Alasan Warga BSD Tinggalkan Rumah dan Pilih Tinggal di Zona Bahaya Semeru - Kompas
Alasan Warga BSD Tinggalkan Rumah dan Pilih Tinggal di Zona Bahaya Semeru

LUMAJANG, KOMPAS.com - Ratusan warga terdampak erupsi Gunung Semeru di Dusun Sumbersari, Desa Supiturang, Kecamatan Pronojiwo, Kabupaten Lumajang, Jawa Timur, pada 19 November 2025, ternyata sudah pernah direlokasi pemerintah.
Warga yang kini permukimannya terdampak itu pernah direlokasi ke hunian tetap (Huntap) Bumi Semeru Damai (BSD) Desa Sumbermujur, Kecamatan Candipuro, Kabupaten Lumajang, pada 2022.
Relokasi tersebut menyusul tragedi erupsi Gunung Semeru yang terjadi pada 4 Desember 2021.
Saat itu, rumah warga di Dusun Sumbersari tidak terdampak signifikan.
Hanya atapnya yang terbuat dari asbes jebol karena tidak bisa menahan beratnya abu vulkanik disertai hujan.
Namun, karena lokasinya berada di kawasan rawan bencana (KRB) III atau zona merah, pemerintah memutuskan melakukan relokasi kepada ratusan jiwa yang tinggal di sana.
Kala itu, pemerintah membangun lebih dari 1.900 unit rumah untuk diberikan kepada para penyintas, lengkap dengan perabotan rumah tangga seperti kursi, almari, kasur, hingga perlengkapan dapur.
Bahkan, identitas warga sudah dipindahkan dari alamat lama ke lokasi BSD.
Namun, setelah erupsi 4 Desember 2022, hampir 3 tahun Gunung Semeru tidak pernah erupsi dengan skala besar.
Warga yang awalnya hanya diizinkan untuk bekerja akhirnya memilih menempati rumah lama mereka di zona merah karena merasa aman.
Sukar, salah satu warga mengaku, nekat menempati rumah lama di Dusun Sumbersari karena tidak punya pekerjaan di kompleks relokasi BSD.
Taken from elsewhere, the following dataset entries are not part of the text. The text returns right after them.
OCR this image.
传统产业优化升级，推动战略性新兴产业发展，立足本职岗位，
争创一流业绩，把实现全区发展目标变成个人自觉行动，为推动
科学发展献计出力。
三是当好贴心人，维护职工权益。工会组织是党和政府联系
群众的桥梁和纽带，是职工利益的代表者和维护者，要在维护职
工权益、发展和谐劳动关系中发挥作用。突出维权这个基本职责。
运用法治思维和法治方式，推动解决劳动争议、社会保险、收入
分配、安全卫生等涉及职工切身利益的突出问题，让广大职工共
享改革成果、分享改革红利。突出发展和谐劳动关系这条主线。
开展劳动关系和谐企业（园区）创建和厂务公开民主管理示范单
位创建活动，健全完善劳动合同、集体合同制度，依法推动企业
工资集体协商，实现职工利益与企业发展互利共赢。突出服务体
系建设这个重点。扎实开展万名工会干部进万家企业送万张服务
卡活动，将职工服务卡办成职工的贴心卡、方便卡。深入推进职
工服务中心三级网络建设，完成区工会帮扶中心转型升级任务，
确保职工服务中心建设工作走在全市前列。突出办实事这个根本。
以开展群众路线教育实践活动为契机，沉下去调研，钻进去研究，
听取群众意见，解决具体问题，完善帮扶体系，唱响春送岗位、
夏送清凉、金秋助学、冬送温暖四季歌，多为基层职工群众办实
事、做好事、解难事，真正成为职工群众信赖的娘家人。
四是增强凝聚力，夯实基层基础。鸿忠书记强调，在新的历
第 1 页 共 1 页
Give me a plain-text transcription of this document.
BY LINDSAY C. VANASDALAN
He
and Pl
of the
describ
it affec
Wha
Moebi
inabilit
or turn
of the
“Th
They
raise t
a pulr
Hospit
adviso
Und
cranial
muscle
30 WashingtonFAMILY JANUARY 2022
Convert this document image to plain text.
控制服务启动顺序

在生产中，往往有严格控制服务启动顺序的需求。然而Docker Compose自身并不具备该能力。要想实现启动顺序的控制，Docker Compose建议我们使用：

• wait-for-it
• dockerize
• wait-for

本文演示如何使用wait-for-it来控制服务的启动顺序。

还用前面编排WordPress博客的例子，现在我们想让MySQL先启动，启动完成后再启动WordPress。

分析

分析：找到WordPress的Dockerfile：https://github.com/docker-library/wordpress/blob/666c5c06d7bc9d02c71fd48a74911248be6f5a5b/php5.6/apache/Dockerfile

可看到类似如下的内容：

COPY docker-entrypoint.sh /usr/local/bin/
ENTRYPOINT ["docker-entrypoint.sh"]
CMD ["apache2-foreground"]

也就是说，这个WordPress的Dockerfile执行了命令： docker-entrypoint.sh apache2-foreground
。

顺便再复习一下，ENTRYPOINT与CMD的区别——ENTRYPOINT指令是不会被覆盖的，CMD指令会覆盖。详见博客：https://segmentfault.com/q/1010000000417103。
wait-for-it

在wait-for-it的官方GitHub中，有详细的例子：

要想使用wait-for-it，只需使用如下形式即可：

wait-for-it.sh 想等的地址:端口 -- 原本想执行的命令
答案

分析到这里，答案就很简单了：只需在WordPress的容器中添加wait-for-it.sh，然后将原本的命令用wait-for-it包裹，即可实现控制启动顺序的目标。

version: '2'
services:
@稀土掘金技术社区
Menurutnya, sejak tinggal di BSD, ia kerap menggunakan tabungannya bersama istri bahkan menjual beberapa barang berharga yang dimilikinya.
"Di BSD mau makan apa? Tidak ada pekerjaan malah jual barang-barang," kata Sukar di Lumajang, Selasa (2/12/2025).
Di Sumbersari, Sukar mengaku, memiliki lahan pertanian seluas 1/4 hektar yang biasa ditanami cabai.
Meski tidak setiap hari panen, kata Sukar, cukup untuk biaya hidup sehari-hari dan biaya sekolah putranya.
"Di sini ada sawah sedikit, kalau bolak-balik jauh, misal ada hujan dan banjir malah buat yang di rumah kepikiran," jelasnya.
Ahmad, warga lainnnya juga mengaku hal serupa.
Menurutnya, apabila ia harus bolak-balik dari BSD ke Pronojiwo, ongkos harian tidak cukup dibandingkan pendapatannya sebagai petani.
Bahkan, saat ini, ia masih ragu untuk kembali ke BSD meskipun rumahnya di Sumbersari sudah hancur.
"Belum tahu mau kemana kalau pengungsian ditutup," kata Ahmad.
Adapun, pada hari terakhir masa tanggap darurat, diketahui masih ada 319 jiwa di posko pengungsian.
Belum diketahui berapa jumlah warga di pengungsian yang sudah menerima huntap di BSD maupun yang belum pernah diberi pemerintah.